Radnor also wrote and directed this, his first feature film. He is best known for playing Ted on the CBS sitcom “How I Met Your Mother.” In some ways, the characters here are sitcom-like, more caricature than character. Think of it as a hipster sitcom.

Although this is essentially an ensemble film, these are not interweaving stories but part of the same one. Akerman is a fine actress who sometimes gets parts that showcase her abilities; this isn’t one of them. Nevertheless, she elevates it, turning the role of Annie who has elements of self-pity woven into her personality into less of a whiner and more into a compelling character you want to know better. That’s a testament to her talents, and her performance is far and away the best thing going for the film.

Elsewhere, the performances range from marginally okay to satisfactory. Nobody disgraces themselves here but other than Akerman nobody else rises above either. For the most part this is pleasant but unmemorable. The title refers to something an Indian cabbie tells Annie – I’m paraphrasing, but essentially that it is necessary to go about life being grateful for the things that make you happy, and to ask the universe for more of those things. It gives the film a kind of optimism that is not that unusual in indie films these days (you want pessimism, see a 70s film).

However, also the norm in indie films is a focus on a hip New York lifestyle that as depicted the people involved couldn’t possibly afford to live. Sam, for example, has no apparent income and yet lives in a nice apartment in the Village. While not science fiction per se, it does enter that fantasyland of indie films that we have just learned to accept as part of the reality of movies – like the characters always get a parking spot in front of the place they want to go, for example. Just accept and move on.

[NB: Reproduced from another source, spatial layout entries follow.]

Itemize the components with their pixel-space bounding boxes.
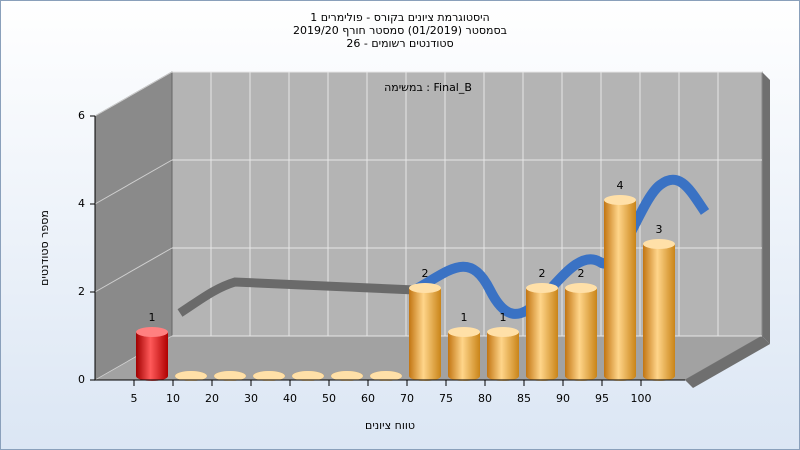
bar-top bbox=[409, 283, 441, 293]
bar bbox=[487, 327, 519, 381]
title-line: בסמסטר (01/2019) סמסטר חורף 2019/20 bbox=[293, 24, 507, 37]
value-label: 2 bbox=[422, 267, 429, 280]
bar bbox=[175, 371, 207, 381]
x-tick-label: 75 bbox=[439, 392, 453, 405]
value-label: 2 bbox=[539, 267, 546, 280]
bar-body bbox=[643, 244, 675, 376]
bar bbox=[604, 195, 636, 381]
bar bbox=[370, 371, 402, 381]
bar bbox=[331, 371, 363, 381]
x-tick-label: 20 bbox=[205, 392, 219, 405]
bar-top bbox=[448, 327, 480, 337]
x-tick-label: 85 bbox=[517, 392, 531, 405]
bar-body bbox=[487, 332, 519, 376]
x-tick-label: 30 bbox=[244, 392, 258, 405]
x-tick-label: 40 bbox=[283, 392, 297, 405]
bar-body bbox=[448, 332, 480, 376]
bar bbox=[253, 371, 285, 381]
x-tick-label: 50 bbox=[322, 392, 336, 405]
curve-high bbox=[415, 174, 710, 319]
value-label: 1 bbox=[461, 311, 468, 324]
x-tick-label: 10 bbox=[166, 392, 180, 405]
grid-line bbox=[94, 247, 173, 293]
y-tick-label: 6 bbox=[78, 109, 85, 122]
bar-top bbox=[487, 327, 519, 337]
y-tick-label: 2 bbox=[78, 285, 85, 298]
grid-line bbox=[94, 71, 173, 117]
y-tick-label: 4 bbox=[78, 197, 85, 210]
bar-body bbox=[565, 288, 597, 376]
bar bbox=[565, 283, 597, 381]
bar-body bbox=[136, 332, 168, 376]
title-line: היסטוגרמת ציונים בקורס - פולימרים 1 bbox=[310, 11, 489, 24]
y-axis-label: מספר סטודנטים bbox=[38, 210, 51, 286]
x-axis-label: טווח ציונים bbox=[365, 419, 415, 432]
value-label: 1 bbox=[500, 311, 507, 324]
value-label: 1 bbox=[149, 311, 156, 324]
value-label: 4 bbox=[617, 179, 624, 192]
bar-body bbox=[604, 200, 636, 376]
x-tick-label: 5 bbox=[131, 392, 138, 405]
bar-top bbox=[370, 371, 402, 381]
bar-body bbox=[526, 288, 558, 376]
floor-edge bbox=[685, 336, 770, 388]
bar bbox=[292, 371, 324, 381]
y-tick-label: 0 bbox=[78, 373, 85, 386]
bar-top bbox=[253, 371, 285, 381]
bar-top bbox=[175, 371, 207, 381]
value-label: 2 bbox=[578, 267, 585, 280]
bar bbox=[526, 283, 558, 381]
bar bbox=[448, 327, 480, 381]
bar bbox=[643, 239, 675, 381]
bar-body bbox=[409, 288, 441, 376]
bar bbox=[409, 283, 441, 381]
bar bbox=[136, 327, 168, 381]
x-tick-label: 100 bbox=[631, 392, 652, 405]
bar-top bbox=[526, 283, 558, 293]
bar-top bbox=[136, 327, 168, 337]
title-line: סטודנטים רשומים - 26 bbox=[346, 37, 453, 50]
x-tick-label: 80 bbox=[478, 392, 492, 405]
x-tick-label: 60 bbox=[361, 392, 375, 405]
bar-top bbox=[643, 239, 675, 249]
value-label: 3 bbox=[656, 223, 663, 236]
annotation: במשימה : Final_B bbox=[384, 81, 472, 94]
bar-top bbox=[331, 371, 363, 381]
bar bbox=[214, 371, 246, 381]
bar-top bbox=[292, 371, 324, 381]
x-tick-label: 70 bbox=[400, 392, 414, 405]
grid-line bbox=[94, 159, 173, 205]
bar-top bbox=[565, 283, 597, 293]
bar-top bbox=[214, 371, 246, 381]
bar-top bbox=[604, 195, 636, 205]
x-tick-label: 90 bbox=[556, 392, 570, 405]
curve-low bbox=[177, 277, 416, 317]
wall-edge bbox=[762, 72, 770, 344]
x-tick-label: 95 bbox=[595, 392, 609, 405]
bars: 1 2 1 1 2 2 4 3 bbox=[136, 179, 675, 381]
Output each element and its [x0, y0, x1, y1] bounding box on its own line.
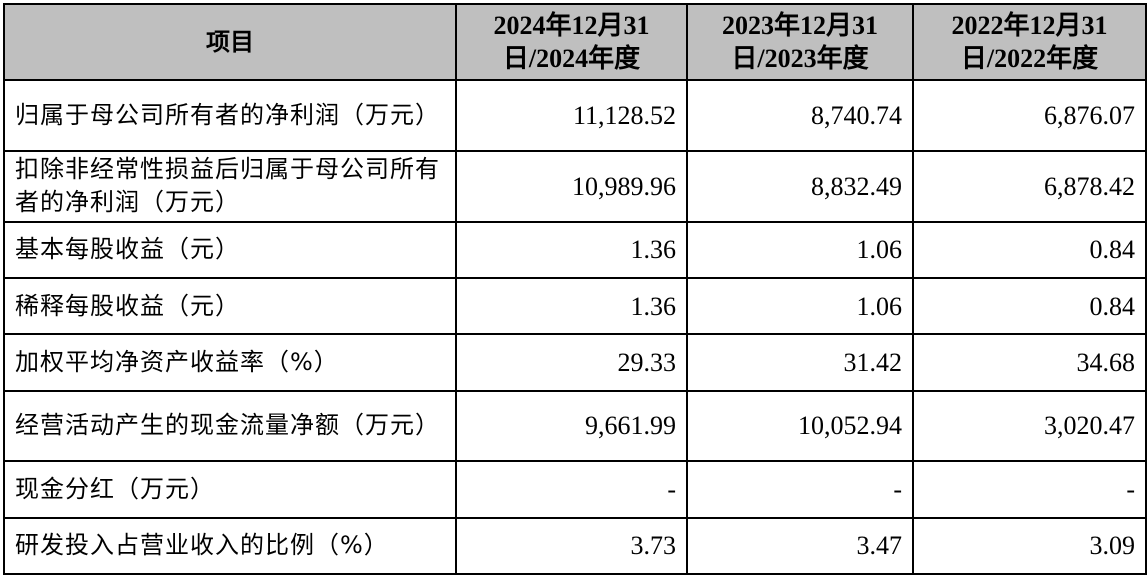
value-2024: 3.73 — [455, 516, 688, 576]
value-2022: 6,876.07 — [912, 79, 1147, 152]
value-2023: 1.06 — [686, 276, 914, 336]
row-label: 加权平均净资产收益率（%） — [3, 333, 457, 392]
value-2022: 0.84 — [912, 276, 1147, 336]
value-2022: 6,878.42 — [912, 149, 1147, 223]
value-2024: 1.36 — [455, 220, 688, 279]
value-2023: 8,740.74 — [686, 79, 914, 152]
value-2023: 8,832.49 — [686, 149, 914, 223]
row-label: 现金分红（万元） — [3, 460, 457, 519]
table-row: 研发投入占营业收入的比例（%） 3.73 3.47 3.09 — [3, 516, 1147, 576]
financial-indicators-table: 项目 2024年12月31日/2024年度 2023年12月31日/2023年度… — [3, 3, 1147, 576]
table-row: 归属于母公司所有者的净利润（万元） 11,128.52 8,740.74 6,8… — [3, 79, 1147, 152]
value-2023: 31.42 — [686, 333, 914, 392]
value-2022: 3.09 — [912, 516, 1147, 576]
value-2023: 3.47 — [686, 516, 914, 576]
row-label: 扣除非经常性损益后归属于母公司所有者的净利润（万元） — [3, 149, 457, 223]
row-label: 归属于母公司所有者的净利润（万元） — [3, 79, 457, 152]
table-row: 稀释每股收益（元） 1.36 1.06 0.84 — [3, 276, 1147, 336]
value-2024: 10,989.96 — [455, 149, 688, 223]
row-label: 经营活动产生的现金流量净额（万元） — [3, 389, 457, 463]
row-label: 基本每股收益（元） — [3, 220, 457, 279]
value-2022: 34.68 — [912, 333, 1147, 392]
value-2023: 10,052.94 — [686, 389, 914, 463]
value-2023: - — [686, 460, 914, 519]
value-2022: - — [912, 460, 1147, 519]
value-2023: 1.06 — [686, 220, 914, 279]
table-row: 经营活动产生的现金流量净额（万元） 9,661.99 10,052.94 3,0… — [3, 389, 1147, 463]
value-2024: - — [455, 460, 688, 519]
header-item: 项目 — [3, 3, 457, 81]
value-2024: 29.33 — [455, 333, 688, 392]
header-2022: 2022年12月31日/2022年度 — [912, 3, 1147, 81]
header-2023: 2023年12月31日/2023年度 — [686, 3, 914, 81]
value-2022: 0.84 — [912, 220, 1147, 279]
header-2024: 2024年12月31日/2024年度 — [455, 3, 688, 81]
value-2022: 3,020.47 — [912, 389, 1147, 463]
row-label: 研发投入占营业收入的比例（%） — [3, 516, 457, 576]
table-row: 扣除非经常性损益后归属于母公司所有者的净利润（万元） 10,989.96 8,8… — [3, 149, 1147, 223]
row-label: 稀释每股收益（元） — [3, 276, 457, 336]
value-2024: 11,128.52 — [455, 79, 688, 152]
table-row: 加权平均净资产收益率（%） 29.33 31.42 34.68 — [3, 333, 1147, 392]
table-row: 现金分红（万元） - - - — [3, 460, 1147, 519]
header-row: 项目 2024年12月31日/2024年度 2023年12月31日/2023年度… — [3, 3, 1147, 81]
value-2024: 1.36 — [455, 276, 688, 336]
value-2024: 9,661.99 — [455, 389, 688, 463]
table-row: 基本每股收益（元） 1.36 1.06 0.84 — [3, 220, 1147, 279]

The movie is charming enough to be palatable while you’re watching it, but won’t stick around in your memory much more than it takes to find something else to do. The film’s message on finding the things that truly make you happy isn’t a particularly revolutionary one nor is it told in a particularly revolutionary manner. It’s just a decent first feature for someone who shows enough promise that I look forward to seeing where he goes from here as a filmmaker and actor.

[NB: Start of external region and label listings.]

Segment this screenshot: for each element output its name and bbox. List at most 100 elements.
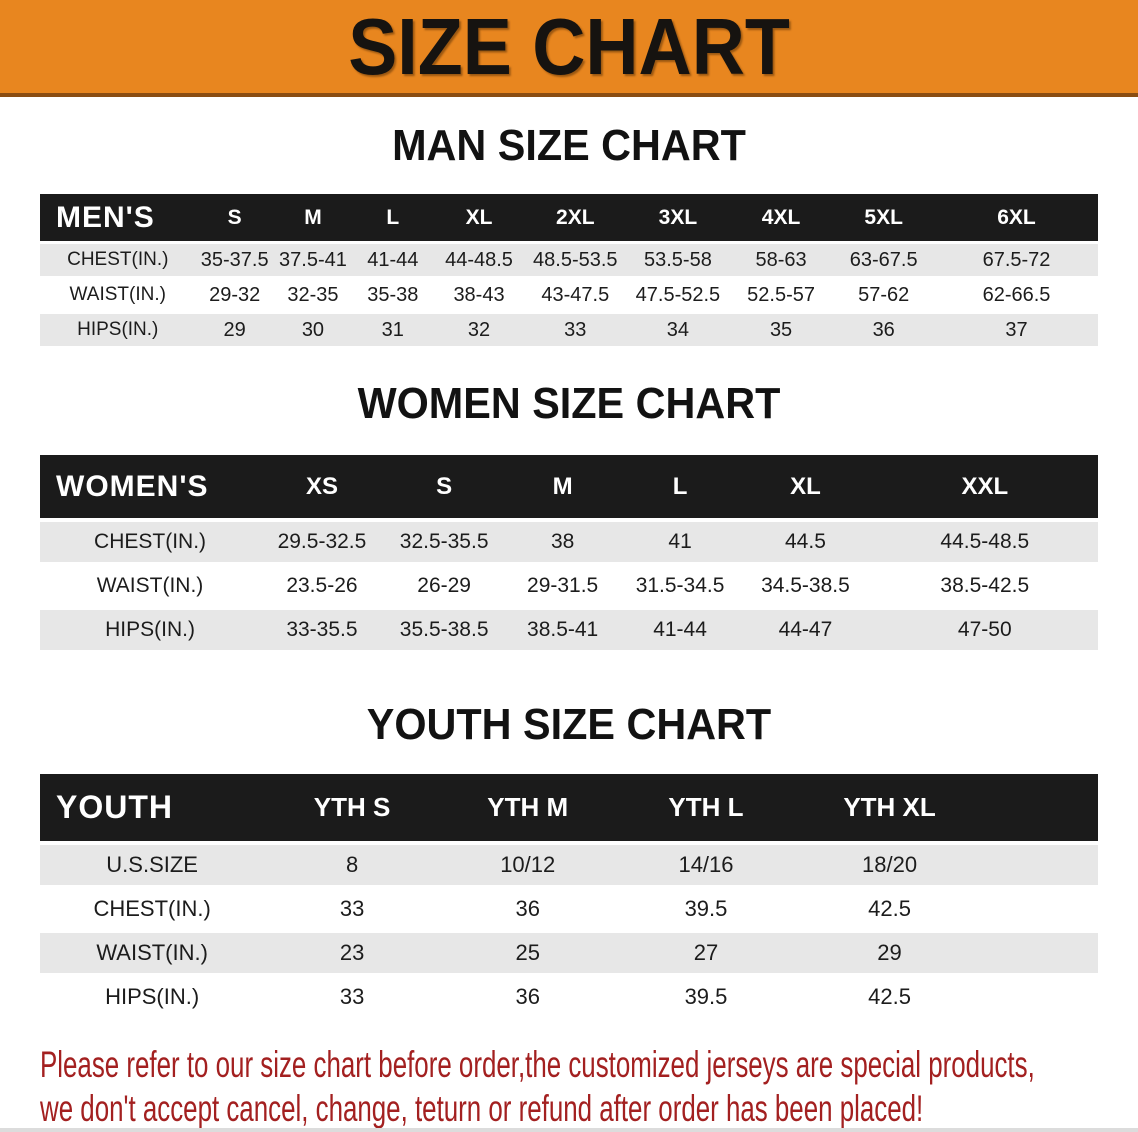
youth-size-chart-heading: YOUTH SIZE CHART [366, 700, 772, 749]
size-value: 33 [339, 896, 365, 921]
size-value: 31 [381, 318, 404, 341]
size-column-header: S [383, 455, 505, 518]
size-value: 26-29 [417, 574, 471, 597]
size-value: 52.5-57 [747, 283, 815, 306]
size-value: 41-44 [653, 618, 707, 641]
size-column-header: L [620, 455, 740, 518]
size-value: 67.5-72 [982, 248, 1051, 271]
row-label: HIPS(IN.) [77, 319, 159, 340]
size-value: 35-37.5 [200, 248, 269, 271]
size-value: 42.5 [868, 896, 911, 921]
measurement-row: CHEST(IN.) 35-37.5 37.5-41 41-44 44-48.5 48.5… [40, 244, 1098, 276]
size-value: 38.5-41 [527, 618, 599, 641]
size-column-header: M [273, 194, 353, 241]
row-spacer-cell [983, 889, 1098, 929]
size-value: 32-35 [287, 283, 339, 306]
youth-size-table: YOUTH YTH S YTH M YTH L YTH XL U.S.SIZE 8 10/12… [40, 770, 1098, 1021]
row-spacer-cell [983, 933, 1098, 973]
row-label: WAIST(IN.) [96, 940, 208, 965]
size-value: 36 [872, 318, 895, 341]
size-column-header: M [504, 455, 621, 518]
mens-size-table: MEN'S S M L XL 2XL 3XL 4XL 5XL 6XL CHEST(IN.) 35-37… [40, 191, 1098, 349]
womens-size-table: WOMEN'S XS S M L XL XXL CHEST(IN.) 29.5-32.5 32.5… [40, 451, 1098, 654]
measurement-row: HIPS(IN.) 33-35.5 35.5-38.5 38.5-41 41-44 44-… [40, 610, 1098, 650]
size-column-header: 3XL [626, 194, 730, 241]
size-column-header: XS [260, 455, 384, 518]
men-section: MAN SIZE CHART MEN'S S M L XL 2XL 3XL 4XL 5XL 6XL… [0, 121, 1138, 349]
size-value: 36 [515, 896, 540, 921]
size-value: 38.5-42.5 [940, 574, 1030, 597]
size-column-header: YTH S [264, 774, 440, 841]
banner-title: SIZE CHART [348, 1, 790, 91]
measurement-row: CHEST(IN.) 29.5-32.5 32.5-35.5 38 41 44.5 44.5… [40, 522, 1098, 562]
size-value: 38-43 [453, 283, 505, 306]
size-value: 10/12 [500, 852, 556, 877]
size-value: 44-47 [778, 618, 833, 641]
size-column-header: 4XL [729, 194, 833, 241]
man-size-chart-heading: MAN SIZE CHART [392, 121, 746, 170]
size-header-row: MEN'S S M L XL 2XL 3XL 4XL 5XL 6XL [40, 194, 1098, 241]
size-value: 23 [339, 940, 365, 965]
measurement-row: WAIST(IN.) 29-32 32-35 35-38 38-43 43-47.5 47.… [40, 279, 1098, 311]
header-spacer-cell [982, 774, 1098, 841]
size-value: 36 [515, 984, 540, 1009]
size-value: 32 [467, 318, 491, 341]
table-corner-label: YOUTH [40, 774, 265, 841]
measurement-row: U.S.SIZE 8 10/12 14/16 18/20 [40, 845, 1098, 885]
size-value: 29 [877, 940, 902, 965]
size-value: 35-38 [367, 283, 419, 306]
row-label: WAIST(IN.) [96, 574, 204, 597]
row-label: HIPS(IN.) [105, 618, 195, 641]
size-value: 42.5 [868, 984, 911, 1009]
women-section: WOMEN SIZE CHART WOMEN'S XS S M L XL XXL CHEST(… [0, 379, 1138, 654]
size-value: 63-67.5 [849, 248, 918, 271]
size-value: 48.5-53.5 [533, 248, 618, 271]
size-header-row: WOMEN'S XS S M L XL XXL [40, 455, 1098, 518]
row-label: HIPS(IN.) [105, 984, 200, 1009]
size-value: 27 [693, 940, 719, 965]
size-value: 29-32 [209, 283, 261, 306]
row-spacer-cell [983, 845, 1098, 885]
size-value: 37.5-41 [279, 248, 347, 271]
size-value: 44-48.5 [445, 248, 513, 271]
measurement-row: HIPS(IN.) 29 30 31 32 33 34 35 36 37 [40, 314, 1098, 346]
size-column-header: 6XL [935, 194, 1098, 241]
size-column-header: XXL [871, 455, 1098, 518]
disclaimer-line-1: Please refer to our size chart before or… [40, 1044, 1035, 1085]
size-value: 14/16 [678, 852, 734, 877]
size-value: 58-63 [755, 248, 807, 271]
size-value: 35.5-38.5 [399, 618, 489, 641]
size-value: 39.5 [684, 896, 728, 921]
disclaimer-note: Please refer to our size chart before or… [40, 1043, 1138, 1128]
size-value: 33 [564, 318, 587, 341]
size-value: 18/20 [862, 852, 918, 877]
size-value: 62-66.5 [982, 283, 1051, 306]
size-value: 29.5-32.5 [277, 530, 367, 553]
measurement-row: CHEST(IN.) 33 36 39.5 42.5 [40, 889, 1098, 929]
size-value: 33 [339, 984, 365, 1009]
size-value: 43-47.5 [541, 283, 610, 306]
size-value: 30 [301, 318, 325, 341]
measurement-row: WAIST(IN.) 23 25 27 29 [40, 933, 1098, 973]
size-value: 35 [769, 318, 793, 341]
size-header-row: YOUTH YTH S YTH M YTH L YTH XL [40, 774, 1098, 841]
size-value: 57-62 [858, 283, 910, 306]
size-column-header: YTH M [439, 774, 616, 841]
size-value: 47.5-52.5 [635, 283, 721, 306]
size-value: 41 [668, 530, 692, 553]
youth-section: YOUTH SIZE CHART YOUTH YTH S YTH M YTH L YTH… [0, 700, 1138, 1021]
row-label: U.S.SIZE [106, 852, 198, 877]
size-value: 31.5-34.5 [635, 574, 725, 597]
size-value: 38 [550, 530, 575, 553]
table-corner-label: WOMEN'S [40, 455, 261, 518]
size-value: 47-50 [957, 618, 1012, 641]
size-value: 34 [666, 318, 690, 341]
measurement-row: HIPS(IN.) 33 36 39.5 42.5 [40, 977, 1098, 1017]
measurement-row: WAIST(IN.) 23.5-26 26-29 29-31.5 31.5-34.5 34… [40, 566, 1098, 606]
size-column-header: YTH L [615, 774, 797, 841]
size-value: 41-44 [367, 248, 419, 271]
size-column-header: YTH XL [796, 774, 983, 841]
size-value: 44.5 [785, 530, 826, 553]
row-label: CHEST(IN.) [94, 530, 207, 553]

WHY RENT THIS: Akerman elevates her material. Some moments of insight here and there.

WHY RENT SOMETHING ELSE: A little heavy on the indie cliché. A bit unfocused in places.

FAMILY VALUES: There is a good deal of bad language here.

TRIVIAL PURSUIT: Radnor wrote the film while working on the first and second seasons of “How I Met Your Mother.” He then spent the next two years acquiring financing, writing revisions and casting actors in their roles before shooting in July 2009, just three months (including six weeks of pre-production) after getting the financial backing.

NOTABLE HOME VIDEO EXTRAS: There’s a featurette on music composer Jaymay.

BOX OFFICE PERFORMANCE: $216,110 on an unreported production budget; the film broke even at best (but probably didn’t).